Treat Banks Like Restaurants, Make Ratings Public

Jonathan Weil of Bloomberg wrote an interesting piece where he argues that CAMELs ratings should be made public. He argues the secrecy of the ratings allows the institutions to act recklessly, which hurts the economy, and ultimately hurts investors and public confidence in the markets. His solution is to treat the banks like restaurants and make their health grades public information:

Regulators haven’t shown themselves to be any better than the markets are when it comes to uncovering big problems at federally insured banks. We might as well make all their examination findings open records. That way, the public can see when the regulators are failing at their jobs. Depositors can make fully informed choices about where to keep their money. And banks will be under much greater pressure to fix their problems.

Making CAMELs ratings public: good or bad idea?

I'm not so sure it is. The industry is not in a great place right now (as seen by the terrible recruiting prospects) and I don't think now (if ever) is the right time to place more pressure on the financial industry. Am I wrong?

 

It's largely irrelevant at this point who rates banks or what they are rated. Until you bring ALL of their exposures onto their balance sheet and allow investors to actually figure out what they are buying ratings are pretty much irrelevant. I agree that you should make everything possible available to investors but already there is so much information out there I think you can piece together which banks are screwed and which aren't. You know what would really make them accountable for their jobs? Let banks fail.

I mean it isn't that hard to put together a CAMEL rating on a bank with information already out there. Besides, I still think that bank balance sheets and exposures are so opaque that you can only gauge them to a point anyway. How have those ratings been working out so far for us?

 
Best Response

I didn't really know what CAMELs ratings were, so I went ahead and looked it up. It's essentially the NCUA's credit rating for banks and thereby the financial instruments they buy/sell, and is based on six components:

(C) Capital adequacy, (A) Asset quality, (M) Management, (E) Earnings, (L) Liquidity and (S) Sensitivity to Market Risk

First, the majority of any banks balance sheet is made up of OBS (off balance sheet) activities, thus making them nearly impossible to value. Swaps, letters of credit, everything--trillions of dollars just floating around that no one other than management gets to evaluate. If the brightest investors out there can't accurately value a FI, I sure don't trust some bumbling credit union analyst to do it.

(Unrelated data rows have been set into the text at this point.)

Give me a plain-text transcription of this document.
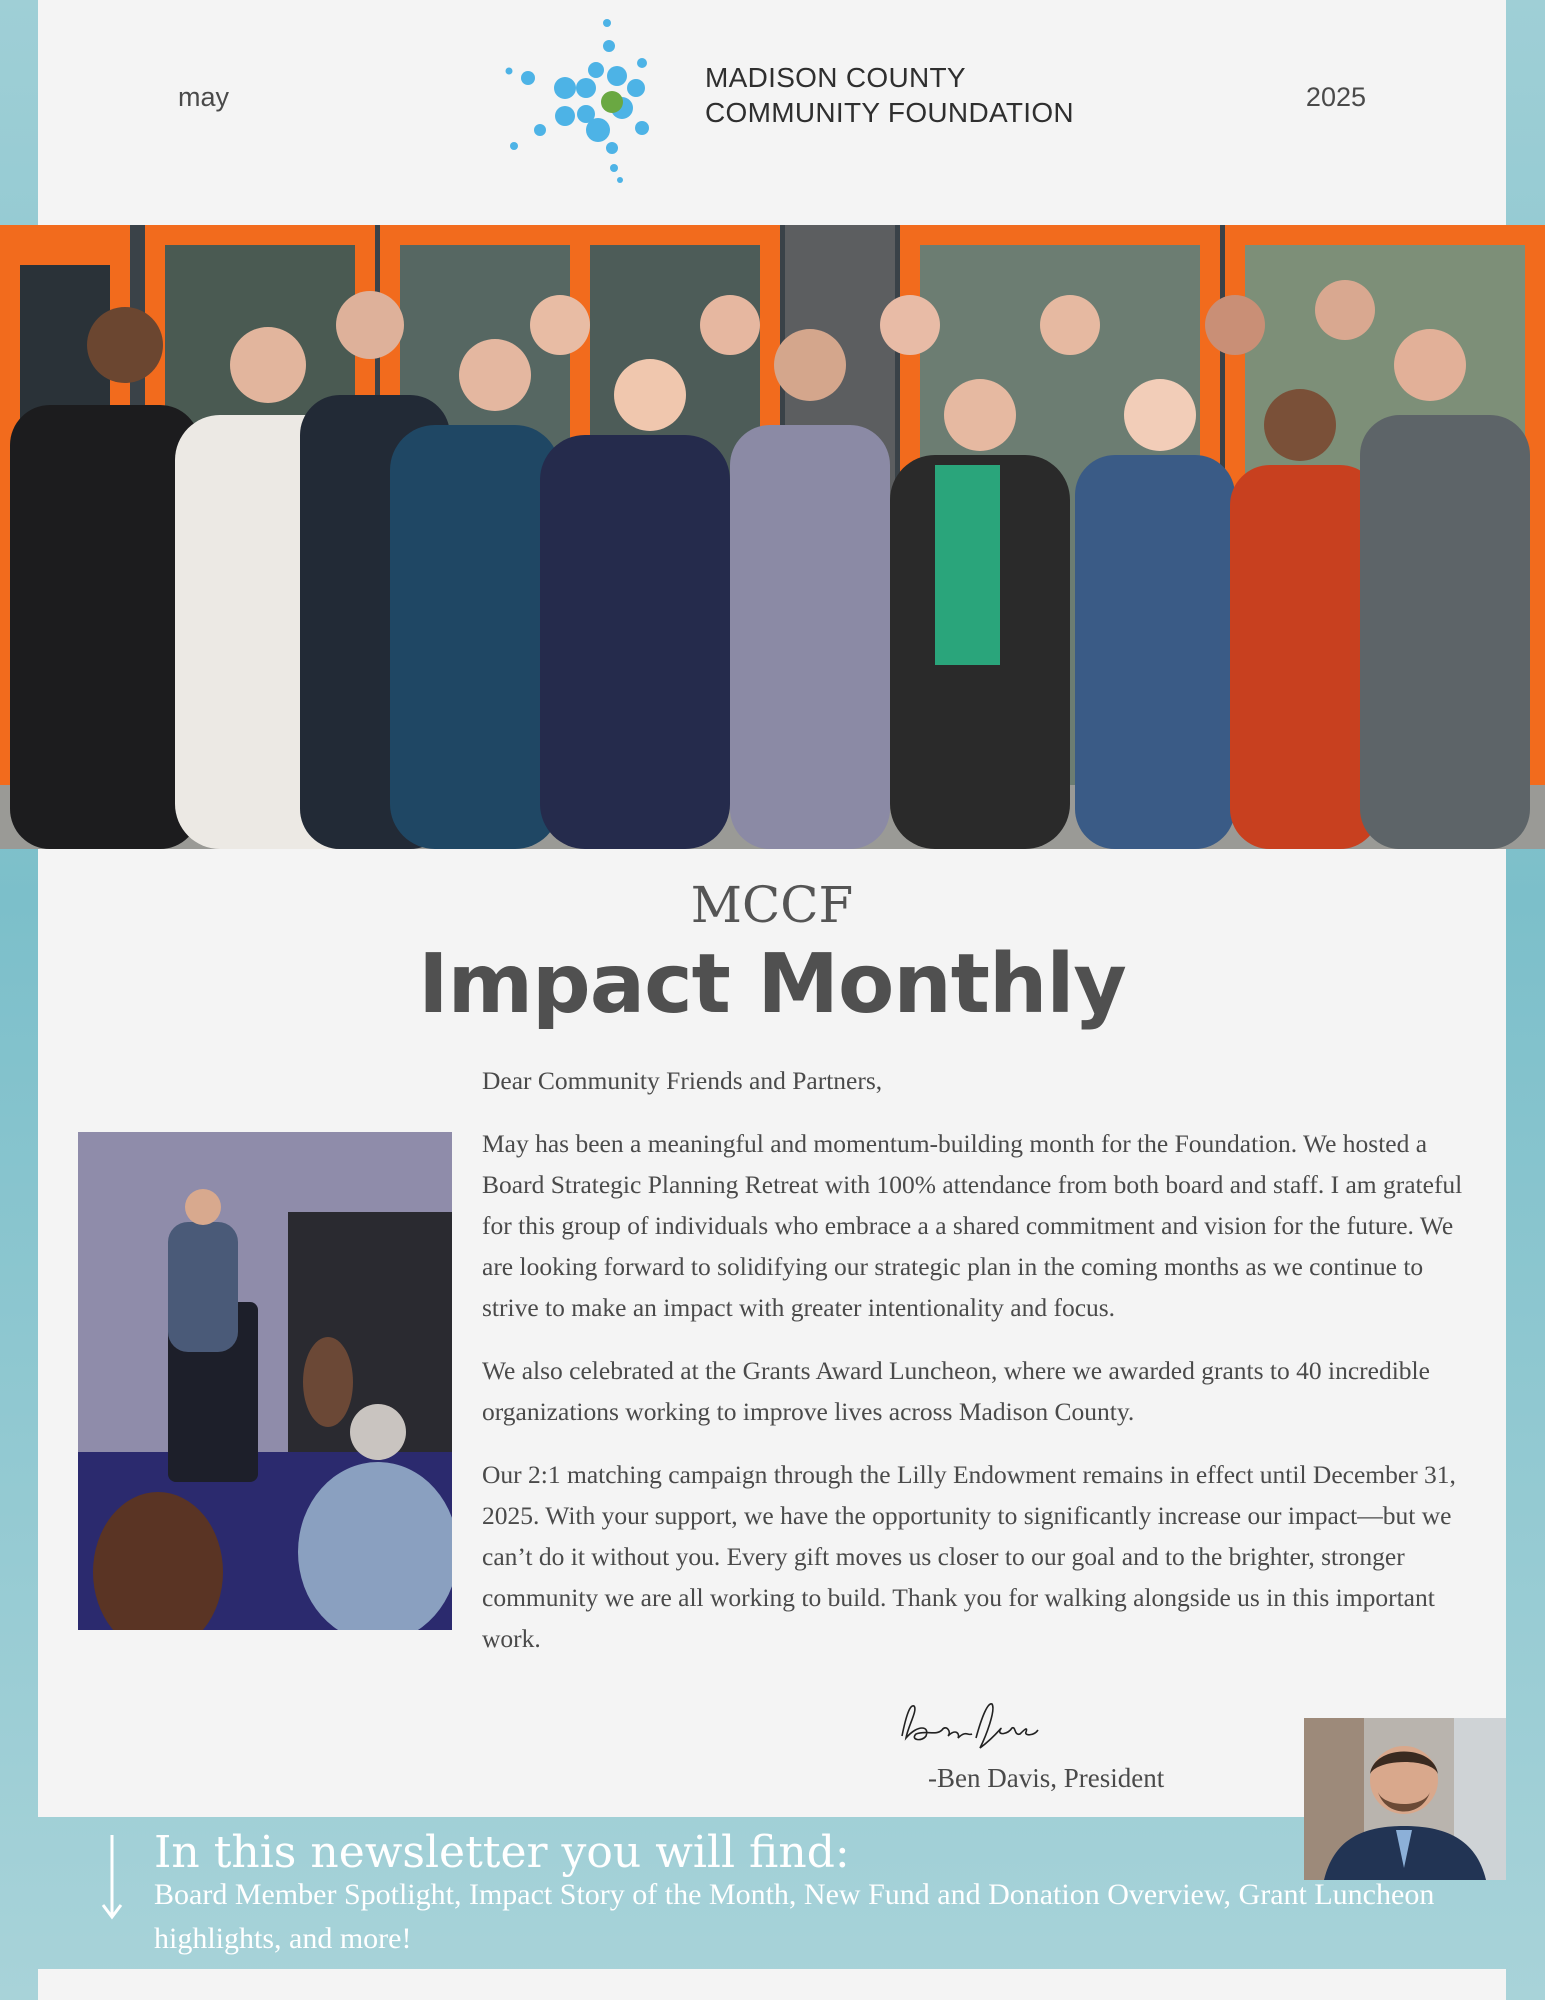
may
MADISON COUNTY
COMMUNITY FOUNDATION	2025
MCCF
Impact Monthly

Dear Community Friends and Partners,

May has been a meaningful and momentum-building month for the Foundation. We hosted a Board Strategic Planning Retreat with 100% attendance from both board and staff. I am grateful for this group of individuals who embrace a a shared commitment and vision for the future. We are looking forward to solidifying our strategic plan in the coming months as we continue to strive to make an impact with greater intentionality and focus.

We also celebrated at the Grants Award Luncheon, where we awarded grants to 40 incredible organizations working to improve lives across Madison County.

Our 2:1 matching campaign through the Lilly Endowment remains in effect until December 31, 2025. With your support, we have the opportunity to significantly increase our impact—but we can’t do it without you. Every gift moves us closer to our goal and to the brighter, stronger community we are all working to build. Thank you for walking alongside us in this important work.

-Ben Davis, President
In this newsletter you will find:
Board Member Spotlight, Impact Story of the Month, New Fund and Donation Overview, Grant Luncheon highlights, and more!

On it's face, it looks like something the public ought to have access to and knowledge of. But the more I think about it, the more I agree with you that it just adds one more factor into the mix that chips away consumer confidence. Not to mention--since when have credit agencies been reliable? Fitch downgraded the fucking US for crying out loud. I don't see any good coming from it other than a depression era bank-run when times get hard.